Low pressure transmitters are naturally very sensitive instruments and there are several factors that need to be considered before installing one. Low pressure transmitters may look robust on the outside with its high IP rated stainless steel case just like any other pressure transmitter, but inside these transmitters is a very thin diaphragm which is highly sensitive to any kind of mechanical or acceleration stress.

There are a variety of differing technologies out there when it comes to low pressure sensing such as variable capacitance, strain gauges and variable inductance. All of these technologies have a reliance on a diaphragm to collect a force and convert it into a form of electrical signal. For the transmitter to measure small pressure changes the diaphragm has to have a surface area ratio low enough to provide sufficient flexibility which can allow an electrical signal to be measured.

Low Pressure Transmitters are More Vulnerable

Thin diaphragms have lower natural resonant frequencies than thicker diaphragms. This means that low pressure transmitters are much more vulnerable to shocks and vibrations, this in turn can cause large zero shifts in the electrical signal. This can effect the calibration of the transmitter and in the most extreme of cases the diaphragm could be destroyed by a sudden shock. In general however nearly all pressure transmitters are robust enough to be used in most applications. Instead it is the effects on the performance of accuracy measurement that is a bigger concern.

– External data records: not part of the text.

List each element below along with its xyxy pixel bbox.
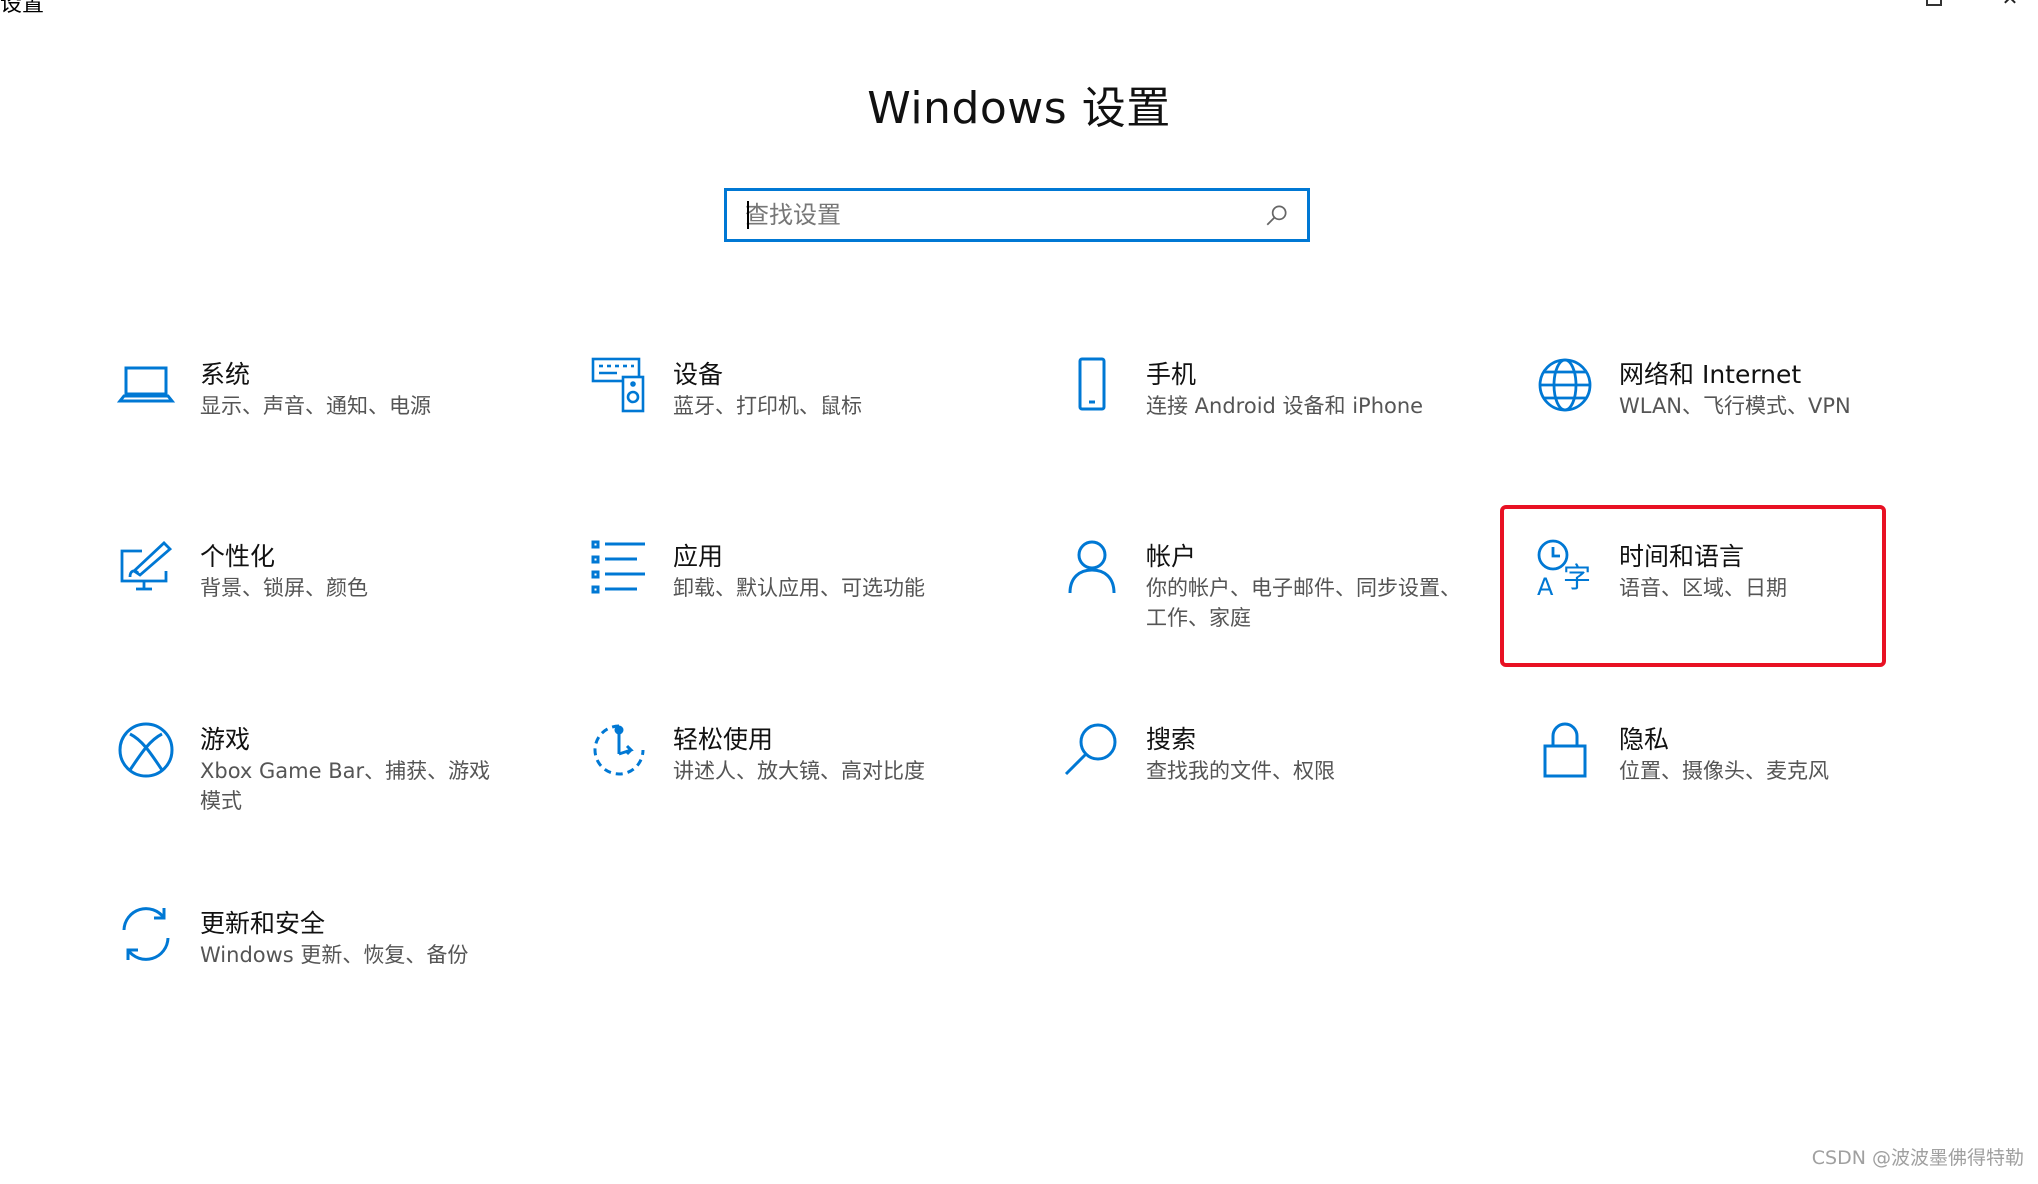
tile-search-name: 搜索 bbox=[1146, 725, 1197, 754]
tile-privacy-name: 隐私 bbox=[1619, 725, 1670, 754]
tile-privacy-desc: 位置、摄像头、麦克风 bbox=[1619, 759, 1829, 783]
tile-phone-desc: 连接 Android 设备和 iPhone bbox=[1146, 394, 1424, 418]
tile-gaming[interactable]: 游戏 Xbox Game Bar、捕获、游戏模式 bbox=[88, 720, 518, 850]
tile-accounts-desc: 你的帐户、电子邮件、同步设置、工作、家庭 bbox=[1146, 576, 1461, 630]
search-input[interactable] bbox=[727, 191, 1257, 239]
xbox-icon bbox=[116, 720, 176, 780]
tile-apps-name: 应用 bbox=[673, 542, 724, 571]
ease-of-access-icon bbox=[589, 720, 649, 780]
tile-phone[interactable]: 手机 连接 Android 设备和 iPhone bbox=[1034, 355, 1464, 485]
tile-personalization-desc: 背景、锁屏、颜色 bbox=[200, 576, 368, 600]
lock-icon bbox=[1535, 720, 1595, 780]
text-caret bbox=[747, 201, 749, 229]
window-title: 设置 bbox=[0, 0, 45, 17]
tile-search-desc: 查找我的文件、权限 bbox=[1146, 759, 1335, 783]
settings-window: 设置 ✕ Windows 设置 系统 显示、声音、通知、电源 bbox=[0, 0, 2038, 1184]
page-title: Windows 设置 bbox=[867, 83, 1171, 134]
tile-personalization[interactable]: 个性化 背景、锁屏、颜色 bbox=[88, 537, 518, 667]
update-sync-icon bbox=[116, 904, 176, 964]
tile-network-desc: WLAN、飞行模式、VPN bbox=[1619, 394, 1851, 418]
personalization-icon bbox=[116, 537, 176, 597]
devices-icon bbox=[589, 355, 649, 415]
close-icon: ✕ bbox=[2002, 0, 2019, 10]
tile-system-desc: 显示、声音、通知、电源 bbox=[200, 394, 431, 418]
search-icon bbox=[1062, 720, 1122, 780]
tile-system[interactable]: 系统 显示、声音、通知、电源 bbox=[88, 355, 518, 485]
close-button[interactable]: ✕ bbox=[2000, 0, 2020, 10]
laptop-icon bbox=[116, 355, 176, 415]
apps-list-icon bbox=[589, 537, 649, 597]
tile-devices[interactable]: 设备 蓝牙、打印机、鼠标 bbox=[561, 355, 991, 485]
tile-ease-of-access[interactable]: 轻松使用 讲述人、放大镜、高对比度 bbox=[561, 720, 991, 850]
tile-update-security[interactable]: 更新和安全 Windows 更新、恢复、备份 bbox=[88, 904, 518, 1034]
tile-update-security-desc: Windows 更新、恢复、备份 bbox=[200, 943, 469, 967]
tile-devices-name: 设备 bbox=[673, 360, 724, 389]
search-box[interactable] bbox=[724, 188, 1310, 242]
tile-privacy[interactable]: 隐私 位置、摄像头、麦克风 bbox=[1507, 720, 1937, 850]
tile-gaming-desc: Xbox Game Bar、捕获、游戏模式 bbox=[200, 759, 491, 813]
tile-ease-of-access-desc: 讲述人、放大镜、高对比度 bbox=[673, 759, 925, 783]
tile-network[interactable]: 网络和 Internet WLAN、飞行模式、VPN bbox=[1507, 355, 1937, 485]
person-icon bbox=[1062, 537, 1122, 597]
tile-ease-of-access-name: 轻松使用 bbox=[673, 725, 774, 754]
search-icon[interactable] bbox=[1257, 195, 1297, 235]
phone-icon bbox=[1062, 355, 1122, 415]
tile-update-security-name: 更新和安全 bbox=[200, 909, 326, 938]
maximize-icon bbox=[1926, 0, 1942, 6]
tile-personalization-name: 个性化 bbox=[200, 542, 276, 571]
globe-icon bbox=[1535, 355, 1595, 415]
tile-apps-desc: 卸载、默认应用、可选功能 bbox=[673, 576, 925, 600]
window-controls: ✕ bbox=[1924, 0, 2020, 10]
tile-devices-desc: 蓝牙、打印机、鼠标 bbox=[673, 394, 862, 418]
tile-phone-name: 手机 bbox=[1146, 360, 1197, 389]
tile-apps[interactable]: 应用 卸载、默认应用、可选功能 bbox=[561, 537, 991, 667]
watermark: CSDN @波波墨佛得特勒 bbox=[1811, 1147, 2024, 1169]
tile-gaming-name: 游戏 bbox=[200, 725, 251, 754]
tile-network-name: 网络和 Internet bbox=[1619, 360, 1802, 389]
tile-accounts-name: 帐户 bbox=[1146, 542, 1197, 571]
tile-system-name: 系统 bbox=[200, 360, 251, 389]
highlight-box bbox=[1500, 505, 1886, 667]
tile-accounts[interactable]: 帐户 你的帐户、电子邮件、同步设置、工作、家庭 bbox=[1034, 537, 1464, 667]
maximize-button[interactable] bbox=[1924, 0, 1944, 8]
tile-search[interactable]: 搜索 查找我的文件、权限 bbox=[1034, 720, 1464, 850]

There is one acceleration effect which is present in every installation. This effect is gravity. Think about a thin and large diameter diaphragm which has been orientated to a horizontal plane. The diaphragm will sag downwards slightly due to the effects of gravity acting on its own weight. If you flip the diaphragm the other side will start to sag. If you are monitoring the output signal you would notice a positive and negative change in the zero pressure output. This is called the ‘g’ effect. Because of this ‘g’ effect care needs to be taken that the low pressure transmitter is installed at the same orientation that it was originally calibrated. If this is impossible to achieve then adjustments need to be made to the transmitter or the measurement instrumentation to nullify the zero offset.

Any sort of external mechanical stress can be detected by low pressure transmitters if it is closely coupled with surrounding components. As an example, if the diaphragm is positioned close to a pressure connector there could be some coupling of material stresses when tightening during the installation. This will show up as a zero offset on the output signal. You can reduce this stress by choosing a pressure transmitter which has a sensing diaphragm that is isolated from any pressure connector ports. This can help to ensure that during installation none of the stresses can be applied, thus a calibration shift will not occur.

Most pressure transmitters have thermal compensation circuitry to help remove a considerable portion of errors caused by thermal expansion of the sensing components. These temperature effects are exaggerated on low pressure transmitters because of the highly sensitive diaphragm. Low pressure transmitters should be installed in locations where the temperature is constant or somewhere close to room temperature. If this is not possible then you can install a short length of dead ended pipe to provide a ‘stand off’ for the transmitter. This means that the media inside the pipe can be allowed to cool in temperature before reaching the transmitter.